Pardon Me While I Indulge in a Moment of Angst

I've thought before that I should change the name of this blog; I worry that good mommies with long-held writing ambitions Google "writer mommy" only to end up here.

Not that I don't like my personal blog or enjoy scribbling my little heart out here in this little corner of the web that I've owned for years; I do.

But I wonder if there are those souls out there who click thru from their Google search results page only to say, "Oh. Not what I was looking for."

I had hopes when I bought this domain name in 2004 (!) of creating a fantabulous website that would be both a resource and a hub for writing moms. A place that I would like to hang out myself, clicking around and surfing the useful links, maybe even connecting to other writing moms.

But life happened. Plans changed. Another little person (with a big mouth - I said to a friend a few weeks ago that Tom's screaming was so horrible that I feared the sonic waves may have shook my ovaries and rendered me sterile) arrived. There were more important matters to attend to than my little webby dream.

By the time I came back to the web and my desire to create, things had changed. Drastically. The idea of a static site seemed old news; I embraced blogging heart and soul.

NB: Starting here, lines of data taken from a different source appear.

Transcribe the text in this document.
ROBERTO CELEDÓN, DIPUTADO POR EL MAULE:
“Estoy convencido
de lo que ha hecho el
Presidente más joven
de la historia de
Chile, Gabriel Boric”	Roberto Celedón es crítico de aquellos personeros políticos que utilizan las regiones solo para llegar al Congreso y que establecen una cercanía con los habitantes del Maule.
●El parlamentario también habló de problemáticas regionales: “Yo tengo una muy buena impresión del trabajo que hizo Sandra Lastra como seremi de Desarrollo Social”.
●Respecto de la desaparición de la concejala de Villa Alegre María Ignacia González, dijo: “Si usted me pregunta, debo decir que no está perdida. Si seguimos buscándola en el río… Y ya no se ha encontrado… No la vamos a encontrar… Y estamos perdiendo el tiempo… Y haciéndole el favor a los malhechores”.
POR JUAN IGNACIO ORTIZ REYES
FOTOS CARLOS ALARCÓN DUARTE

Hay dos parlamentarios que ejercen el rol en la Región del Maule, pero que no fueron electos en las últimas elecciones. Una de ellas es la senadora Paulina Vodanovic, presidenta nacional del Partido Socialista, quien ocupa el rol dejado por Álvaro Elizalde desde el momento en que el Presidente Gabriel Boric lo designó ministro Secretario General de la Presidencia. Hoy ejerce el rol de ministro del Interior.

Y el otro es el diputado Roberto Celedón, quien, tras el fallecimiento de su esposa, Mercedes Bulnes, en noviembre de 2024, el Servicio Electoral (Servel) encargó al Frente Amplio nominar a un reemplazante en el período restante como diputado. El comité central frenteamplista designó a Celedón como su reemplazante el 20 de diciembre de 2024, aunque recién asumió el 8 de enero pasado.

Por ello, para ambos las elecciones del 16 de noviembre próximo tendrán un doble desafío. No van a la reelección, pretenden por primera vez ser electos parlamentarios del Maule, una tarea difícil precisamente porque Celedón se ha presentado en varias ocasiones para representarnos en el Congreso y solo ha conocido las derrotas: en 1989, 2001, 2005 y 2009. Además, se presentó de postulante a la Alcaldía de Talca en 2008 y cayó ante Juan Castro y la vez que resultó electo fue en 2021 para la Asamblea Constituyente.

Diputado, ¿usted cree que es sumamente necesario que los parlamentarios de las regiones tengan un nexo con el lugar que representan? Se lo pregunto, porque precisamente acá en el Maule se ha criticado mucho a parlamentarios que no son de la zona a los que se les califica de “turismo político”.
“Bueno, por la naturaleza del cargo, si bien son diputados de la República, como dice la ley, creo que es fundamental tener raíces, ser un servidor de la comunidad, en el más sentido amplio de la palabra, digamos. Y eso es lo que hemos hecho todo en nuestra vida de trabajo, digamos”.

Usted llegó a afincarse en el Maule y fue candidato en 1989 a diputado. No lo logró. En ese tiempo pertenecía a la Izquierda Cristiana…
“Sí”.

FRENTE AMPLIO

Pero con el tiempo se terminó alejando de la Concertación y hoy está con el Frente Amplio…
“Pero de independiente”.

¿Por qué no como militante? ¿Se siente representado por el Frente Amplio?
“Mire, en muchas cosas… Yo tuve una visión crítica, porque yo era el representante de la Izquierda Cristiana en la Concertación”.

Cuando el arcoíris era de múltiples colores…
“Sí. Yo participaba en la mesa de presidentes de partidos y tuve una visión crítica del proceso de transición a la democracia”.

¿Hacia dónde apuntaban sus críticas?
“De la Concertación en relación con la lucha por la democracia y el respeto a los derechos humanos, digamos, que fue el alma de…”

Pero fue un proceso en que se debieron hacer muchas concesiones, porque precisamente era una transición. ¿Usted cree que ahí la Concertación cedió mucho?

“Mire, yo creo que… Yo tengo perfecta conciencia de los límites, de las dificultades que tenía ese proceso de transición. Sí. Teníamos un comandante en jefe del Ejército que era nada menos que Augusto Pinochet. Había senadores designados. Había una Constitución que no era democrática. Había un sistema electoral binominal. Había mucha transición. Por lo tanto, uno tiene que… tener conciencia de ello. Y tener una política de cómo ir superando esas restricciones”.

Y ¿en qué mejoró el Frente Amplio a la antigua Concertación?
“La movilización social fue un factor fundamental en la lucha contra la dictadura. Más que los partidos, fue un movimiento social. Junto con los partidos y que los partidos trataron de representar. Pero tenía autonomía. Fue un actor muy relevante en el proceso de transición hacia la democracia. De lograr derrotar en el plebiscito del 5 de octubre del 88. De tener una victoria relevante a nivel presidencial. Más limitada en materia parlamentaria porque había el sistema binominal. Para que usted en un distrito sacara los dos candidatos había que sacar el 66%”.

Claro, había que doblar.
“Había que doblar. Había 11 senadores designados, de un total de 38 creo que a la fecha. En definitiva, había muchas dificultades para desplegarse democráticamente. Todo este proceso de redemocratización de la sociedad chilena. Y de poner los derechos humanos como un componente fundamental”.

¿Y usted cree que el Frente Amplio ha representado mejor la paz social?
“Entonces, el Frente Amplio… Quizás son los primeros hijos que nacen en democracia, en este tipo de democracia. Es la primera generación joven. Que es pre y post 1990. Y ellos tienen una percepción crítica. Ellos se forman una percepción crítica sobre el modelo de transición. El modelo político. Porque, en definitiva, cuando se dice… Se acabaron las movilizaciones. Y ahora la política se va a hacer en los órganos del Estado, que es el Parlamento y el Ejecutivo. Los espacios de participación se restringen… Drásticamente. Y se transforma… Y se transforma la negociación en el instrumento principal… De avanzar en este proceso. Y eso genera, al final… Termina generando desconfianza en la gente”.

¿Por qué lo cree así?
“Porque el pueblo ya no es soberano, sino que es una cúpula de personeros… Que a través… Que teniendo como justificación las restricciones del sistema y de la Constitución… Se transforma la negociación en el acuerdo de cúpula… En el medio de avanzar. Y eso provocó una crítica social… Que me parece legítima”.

I love blogging, from the writing to the back stage techie work that forces me to constantly learn something new. Like my friend Jane has said more than once, I think everyone should blog; everyone has a story that matters. Even if your blog is only for your eyes, it's still there, your story, waiting to be shared or discovered.

But I worry that this blog, attached to such a fine and lofty domain name, disappoints clickers-thru. It is just me and my ramblings and my teensy little rants (I rant far more in real life; I try to keep myself in check here).

I share just a little of myself - despite my outgoing personality and passion for social media, I'm a private person at my core - and try to grab those moments that matter and trap them in words before they flee my overworked brain. Sometimes I succeed brilliantly at this; most days, I feel as though I've got the most ginormous of magnifying glasses aimed right at my navel.

And I still, still, clench those writing dreams of mine with tight and stubborn fists. I find myself wondering if blogging will be the only writing I leave behind when I exit this madcap world. I'm conflicted about that possibility. Do I abandon blogging to chase my big white wordy whale?

Or do I pray for patience and time to catch my dream before it floats away like a child's balloon?

I don't know - but I'm here. And I'm here.

And I love hanging in these webjoints with you, my fine friends whom I would never have met if I'd let my shaking finger pause, then simply fall to my lap the first time I moused-over the "Publish" button.

I'm here because you're here; for now, that's more than enough.